Adwent jest pytaniem o bliskość Boga

Fot. Światło Bożego słowa; depositphotos.com

Liturgię słowa III niedzieli adwentu, zwanej Niedzielą Radości, otwierają słowa proroka Sofoniasza: „Wyśpiewuj, Córo Syjońska, podnieś radosny okrzyk, Izraelu! Ciesz się i wesel z całego serca, Córo Jeruzalem!” (So 3, 14). Śpiew jest szczególnym rodzajem mowy. Kiedy jest szczerym wyznaniem uczuć, kiedy wydobywa się z samego serca człowieka, wyzwala, pomagając wyrazić własne wnętrze. Śpiewamy, wyznając miłość, śpiewamy też, gdy nam smutno i źle, ale również wówczas, gdy chcemy opowiedzieć o przepełniającej nas radości. Mamy całym sobą śpiewać Bogu, wchodząc z Nim w ten sposób w szczery dialog o tym, co nas łączy.

  • Liturgia słowa trzeciej niedzieli adwentu mówi o radości. Jest ona okazją do tego, aby zapytać samego siebie, jak przeżywam radość w Kościele.
  • Ewangelia stawia nas wobec pytań, jakie zadawali Janowi Chrzcicielowi, przejęci troską o własne zbawienie.
  • Prorok nie mówił niczego odkrywczego, ale zwracał uwagę na podstawowe relacje między ludźmi, na dobroć i uczciwość człowieka.
  • Adwent także jest czasem zadawania sobie pytań oraz odkrywania bliskości Boga, który działa w życiu człowieka – ta świadomość powinna popychać nas do głębokiej duchowej radości.

Patrzę na te słowa proroka i odkrywam, że Sofoniasz wzywa do mnie radości, która ma wypływać z obietnicy.
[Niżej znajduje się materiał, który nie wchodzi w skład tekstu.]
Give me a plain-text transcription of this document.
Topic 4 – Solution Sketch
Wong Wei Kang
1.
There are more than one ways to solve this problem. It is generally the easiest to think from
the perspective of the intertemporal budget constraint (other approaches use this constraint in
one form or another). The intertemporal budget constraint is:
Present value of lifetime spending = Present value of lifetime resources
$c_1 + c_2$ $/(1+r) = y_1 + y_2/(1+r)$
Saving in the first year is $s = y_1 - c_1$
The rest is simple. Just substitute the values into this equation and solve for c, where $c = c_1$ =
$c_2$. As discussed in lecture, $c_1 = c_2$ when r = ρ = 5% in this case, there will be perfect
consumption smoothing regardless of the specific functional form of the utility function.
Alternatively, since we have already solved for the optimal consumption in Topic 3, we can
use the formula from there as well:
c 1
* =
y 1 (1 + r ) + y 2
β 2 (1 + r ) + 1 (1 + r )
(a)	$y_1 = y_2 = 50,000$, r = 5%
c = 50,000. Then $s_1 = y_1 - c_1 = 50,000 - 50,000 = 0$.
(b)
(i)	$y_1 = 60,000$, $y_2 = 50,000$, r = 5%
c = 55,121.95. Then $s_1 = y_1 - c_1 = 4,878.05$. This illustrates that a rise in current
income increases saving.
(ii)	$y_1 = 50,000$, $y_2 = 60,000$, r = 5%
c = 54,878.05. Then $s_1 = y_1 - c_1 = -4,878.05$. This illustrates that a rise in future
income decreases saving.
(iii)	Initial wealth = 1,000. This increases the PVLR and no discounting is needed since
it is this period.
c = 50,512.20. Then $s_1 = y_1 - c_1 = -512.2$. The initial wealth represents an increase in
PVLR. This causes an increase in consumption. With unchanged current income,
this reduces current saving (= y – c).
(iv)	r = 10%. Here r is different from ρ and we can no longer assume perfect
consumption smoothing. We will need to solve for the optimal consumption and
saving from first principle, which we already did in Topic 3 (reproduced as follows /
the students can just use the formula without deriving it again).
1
Mówi o tym, co już Bóg zdziałał: „Pan oddalił wyroki na ciebie, usunął twego nieprzyjaciela” (So 3,15). Przede wszystkim opowiada jednak o przyszłości: „już nie będziesz bała się złego. Owego dnia powiedzą Jerozolimie: «Nie bój się, Syjonie! Niech nie słabną twe ręce!». […] On [Bóg] uniesie się weselem nad tobą, odnowi swą miłość, wzniesie okrzyk radości” (So 3, 15-16. 17). Przyszłość, o której opowiada prorok, nie jest jednak czymś mglistym, lecz zasadza się na tym, czego już teraz można doświadczyć – na Bożej obecności: „Król Izraela, Pan, jest pośród ciebie. […] Pan, twój Bóg jest pośród ciebie, Mocarz, który daje zbawienie” (So 3, 15. 17). I stąd właśnie ma wypływać prawdziwa radość – z bliskości Boga doświadczanej w teraźniejszości, z Jego działania, które nie jest zaradzaniem problemom, by żyło się lepiej tu i teraz, lecz jest prowadzeniem, niekiedy przez naprawdę wymagające wytrwałości i cierpliwości ścieżki, do jedynej przyszłości, która ma sens, ponieważ nie ma końca.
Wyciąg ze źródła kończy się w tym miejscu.